People have a "basic human right" to complete sexual health information, the paper said.

However, it said, abstinence-only programs don't teach teens about contraception and they discriminate against homosexual youth by teaching them that sex should be saved until marriage.

Abstinence-only programs "should be abandoned" and its funding reassigned to programs that offer "comprehensive, medically accurate sexuality education," concluded the paper, which was endorsed by the American College Health Association.

Leslee Unruh, president of the National Abstinence Clearinghouse in Sioux Falls, S.D., scoffed at the paper as "the same-old, same-old."

"All the data is there: If you abstain from sex until marriage, you're going to have better outcomes in life" physically, emotionally and financially, Mrs.
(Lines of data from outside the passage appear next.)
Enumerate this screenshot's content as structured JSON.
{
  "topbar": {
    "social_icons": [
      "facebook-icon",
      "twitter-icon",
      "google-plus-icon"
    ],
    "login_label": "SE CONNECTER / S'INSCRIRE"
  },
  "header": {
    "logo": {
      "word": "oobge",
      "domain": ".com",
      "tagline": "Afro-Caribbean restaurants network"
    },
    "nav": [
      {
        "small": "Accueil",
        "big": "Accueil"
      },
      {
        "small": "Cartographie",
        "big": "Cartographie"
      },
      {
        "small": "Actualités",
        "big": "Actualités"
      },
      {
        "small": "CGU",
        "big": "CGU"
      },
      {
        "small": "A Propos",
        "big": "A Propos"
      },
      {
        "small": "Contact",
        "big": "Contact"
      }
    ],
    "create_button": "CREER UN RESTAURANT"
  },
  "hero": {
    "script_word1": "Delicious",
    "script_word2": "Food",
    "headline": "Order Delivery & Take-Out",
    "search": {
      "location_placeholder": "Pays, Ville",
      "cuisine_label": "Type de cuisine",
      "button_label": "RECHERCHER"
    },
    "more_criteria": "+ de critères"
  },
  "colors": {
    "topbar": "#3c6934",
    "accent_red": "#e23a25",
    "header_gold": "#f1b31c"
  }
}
Unruh said.

What's "ludicrous," she added, is thinking that teenagers can have responsible sex.

Even if they don't get pregnant or get a disease, it's not going to be good for them emotionally or help them achieve better outcomes in life, she said.

President Bush supports abstinence education, and funding for the approach has more than doubled during his administration. Federal funding for abstinence education in fiscal 2006 is expected to increase again, albeit modestly, to $177 million.
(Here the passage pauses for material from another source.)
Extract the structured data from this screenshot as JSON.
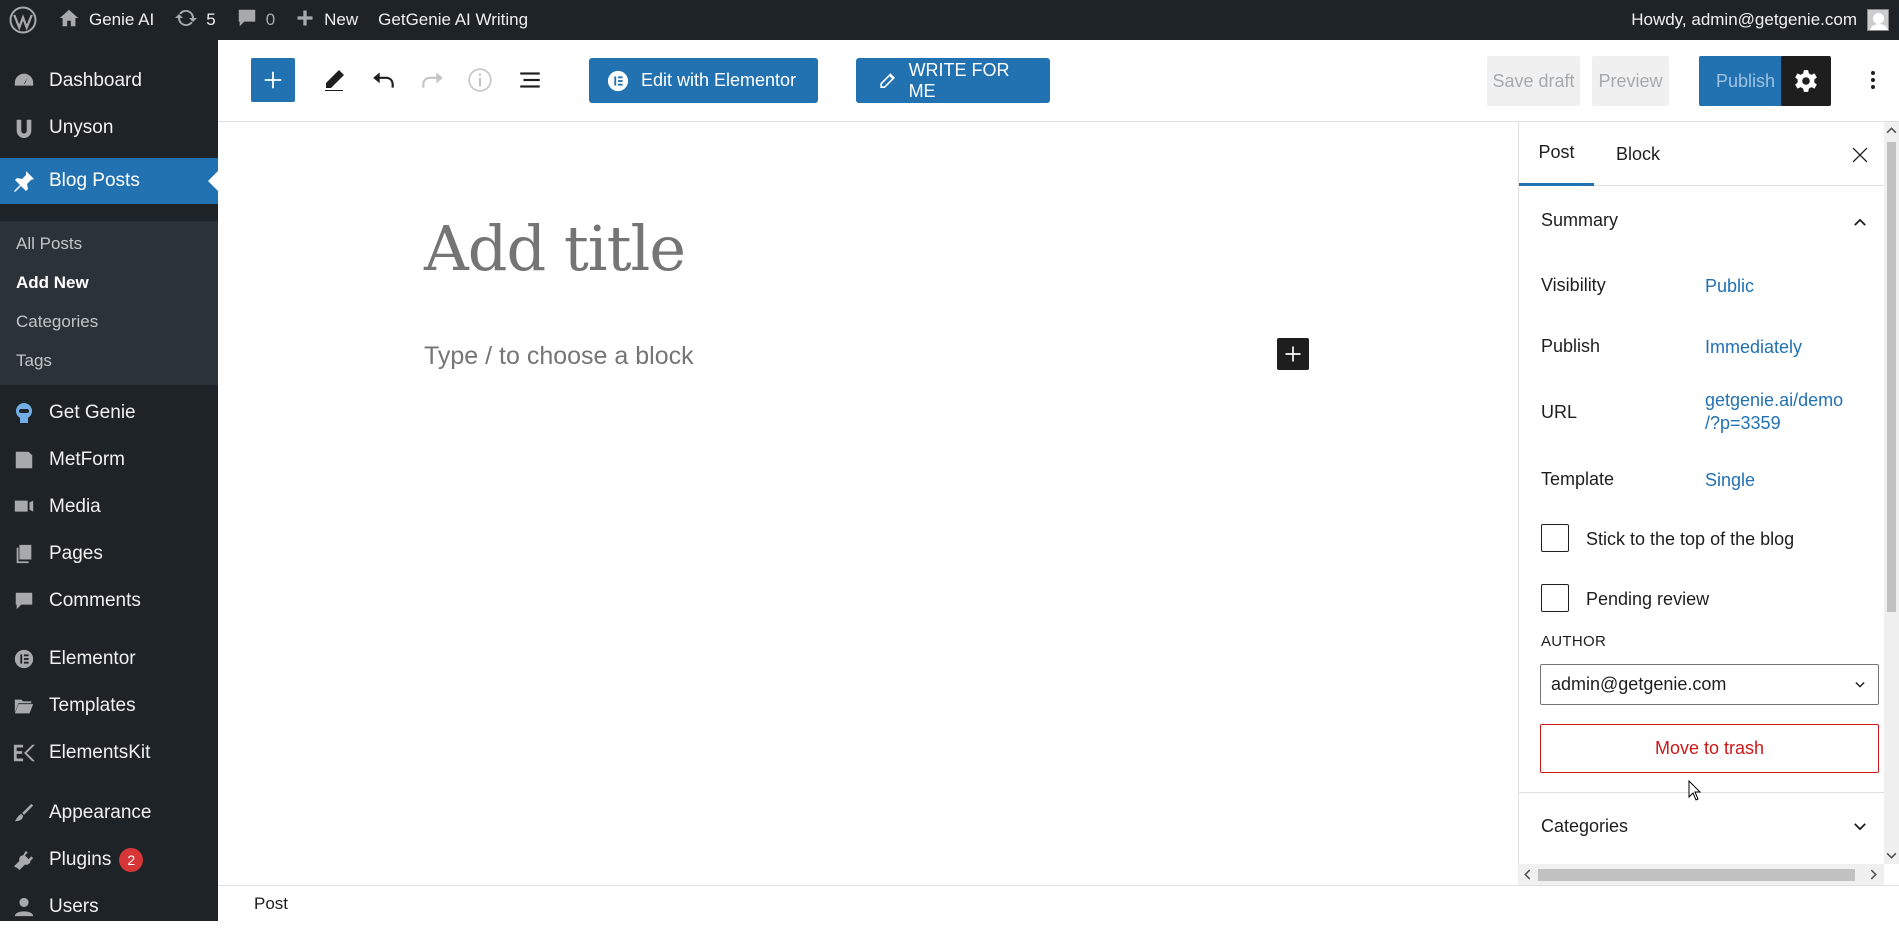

However, the Society for Adolescent Medicine and other health trade groups are dismayed by the federal government's abstinence education approach, primarily because of its strict eight-point definition.

With abstinence-only education, "the problem is not the 'abstinence', the problem is the 'only,' " said Dr. John Santelli, a health professional at Columbia University and lead author of the paper.

The eight-point definition, created by Congress in the 1996 welfare law, dictates that abstinence education must teach abstinence as the "expected standard" for all school-age children and monogamous marriage as the "expected standard of human sexual activity."

The rules are so strict that federal abstinence grantees cannot teach about "safer sex," even with their own nonfederal funds, Dr. Santelli and his colleagues wrote.

Sexual abstinence is a healthy choice for teens, they wrote, but "few Americans remain abstinent until marriage" and abstinence-only education doesn't offer much to sexually active or homosexual teens. Making abstinence-only messages the sole option for teens is "flawed from scientific and medical ethics viewpoints."